To describe his view of local government, Kiyoshi Kosky looks to Section 7(d) of the Community Charter, a provincial act that defines the purposes, powers and governance of municipalities.

“It says the purposes of the city are to foster the economic, social and environmental well-being of the community,” he told Decafnation. “And that’s what I’m focused on.”

Kosky uses the Kus-kus-sum restoration project as a prime example.

He says returning the old sawmill site to its natural habitat, which will widen the river at that point, will provide an economic benefit to the city through flood mitigation. Rehabilitating a key section of the productive K’omoks estuary will provide environmental benefits.

And all of the above, plus removing an eyesore with walkable trails, will create social opportunities and improve our quality of life.

That section of the Community Charter has inspired Kosky to run for Courtenay City Council, and would guide his decision-making as a councillor.
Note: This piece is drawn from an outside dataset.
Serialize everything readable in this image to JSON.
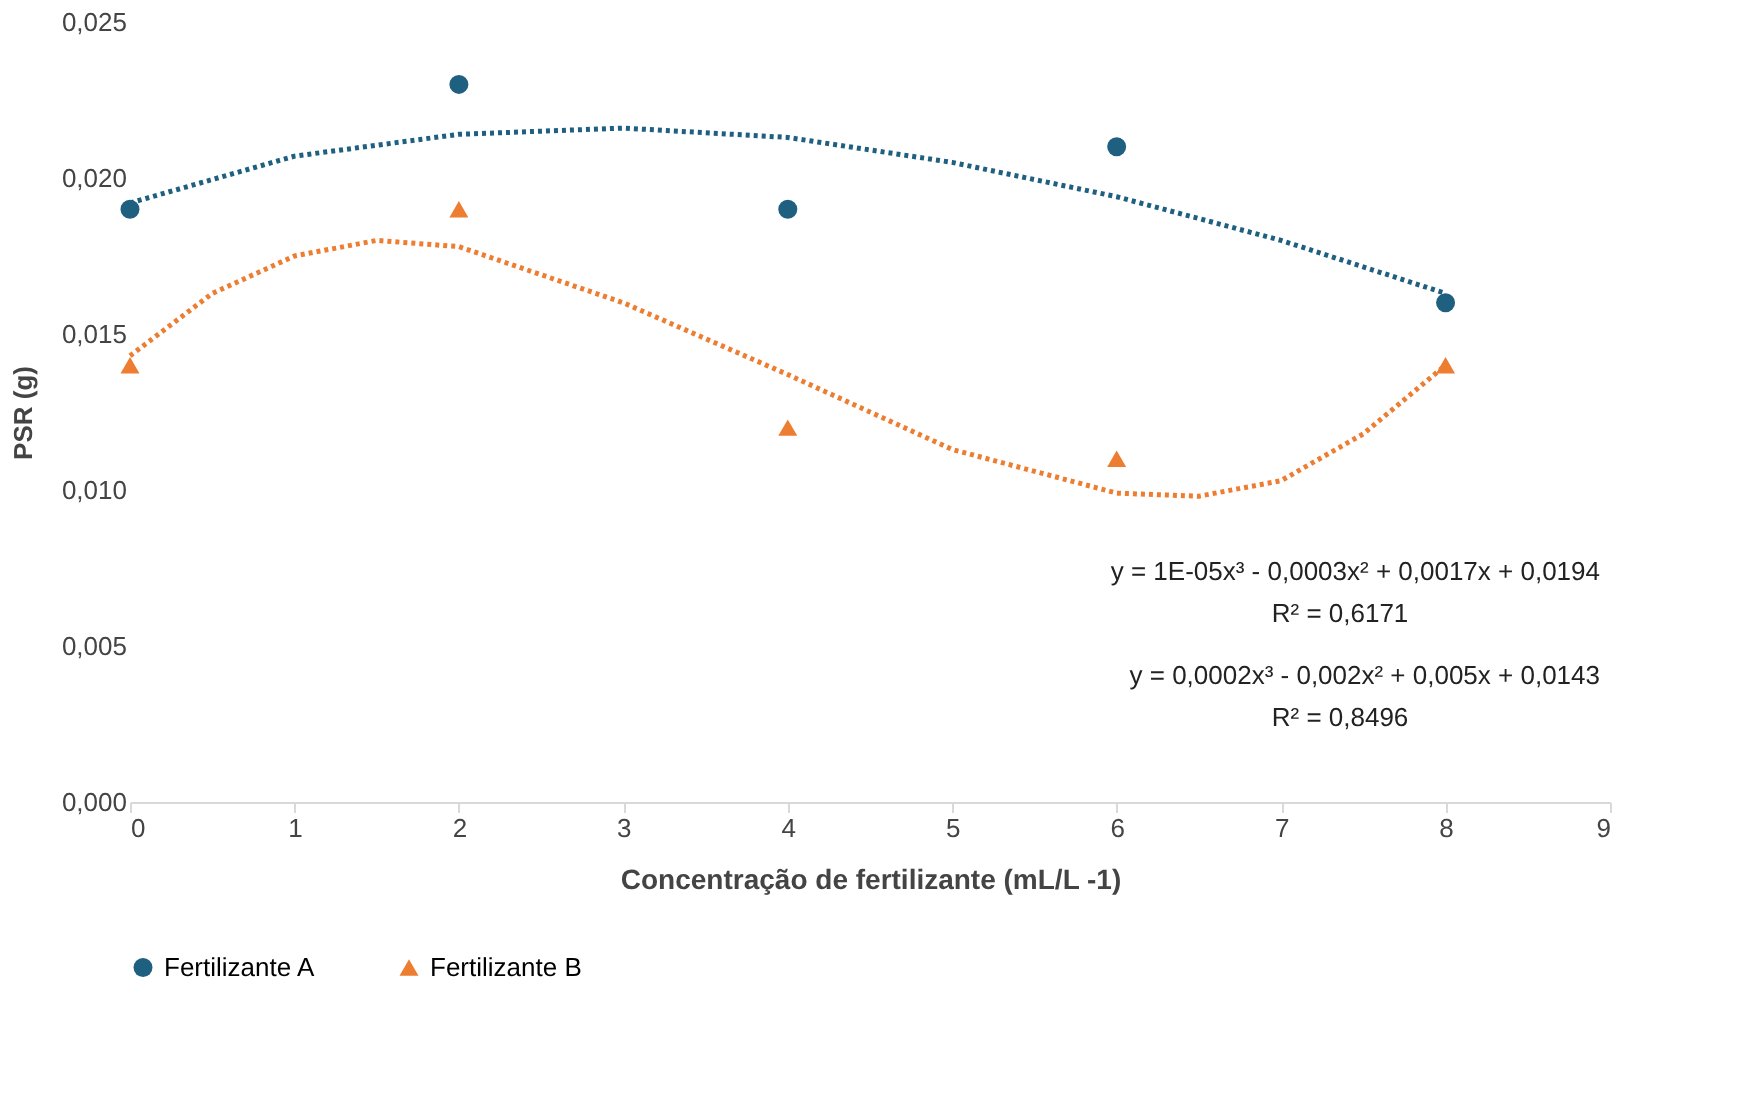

“We need to keep our community values in mind, so that we don’t make decisions in isolation,” he said.

FURTHER READING: For more interviews with candidates, go to our Elections 2018 page

Kosky moved to the Comox Valley two years ago from Pemberton, where he worked for 10 years as a education assistant, supporting students in K-12 with a wide range of abilities, including autism. He is now working on a BA degree in social work at North Island College.

He is passionate about using the Whistler Housing Authority model to create more affordable housing in Courtenay. He envisions the city using its housing reserve fund to leverage loans and build affordable units that would pay off the debt through rental income, and ultimately provide a revenue stream for the municipality.

Kosky has proposed the idea in conjunction with other plans to revitalize downtown Courtenay at the former Thrifty’s Foods site. His plan includes converting the former grocery store into a technology hub to attract new business, an arts hub and and a large farmer’s market.

Kosky is also promoting more off-leash dog parks. He has a number of environmental issues including the banning of single-use plastic bags and phasing out wood stoves, the prime cause of concern about the region’s air quality.

Kosky, whose mother was enthralled with Japanese culture when he was born (hence his first name, Kiyoshi), is himself impressed by the culture of First Nations people.

“First Nations culture gives us the experience of a different way to live,” he said. “It shows us how to take care of each other and the environment and not compromise our children’s future.”

Kosky was raised on Cortes Island in close contact with First Nation communities.

“My mom appreciated the teachings of First Nations culture. She had a high respect for it,” he said.

At the school he attended on Cortes, if there was an issue, all the children sat in a circle and talked it out.

“We were taught how to resolve problems,” he said.

Kosky describes himself as person with a strong work ethic, who would do the homework required of a councillor. In addition to his perseverance and determination, Kosky says his interpersonal skills could be an asset on council.

“I have a positive regard for other people. I listen actively and I’m collaborative,” he said.

Kosky has previously sought office in Pemberton and sought the NDP nomination for the Courtenay-Comox riding in the 2017 provincial election.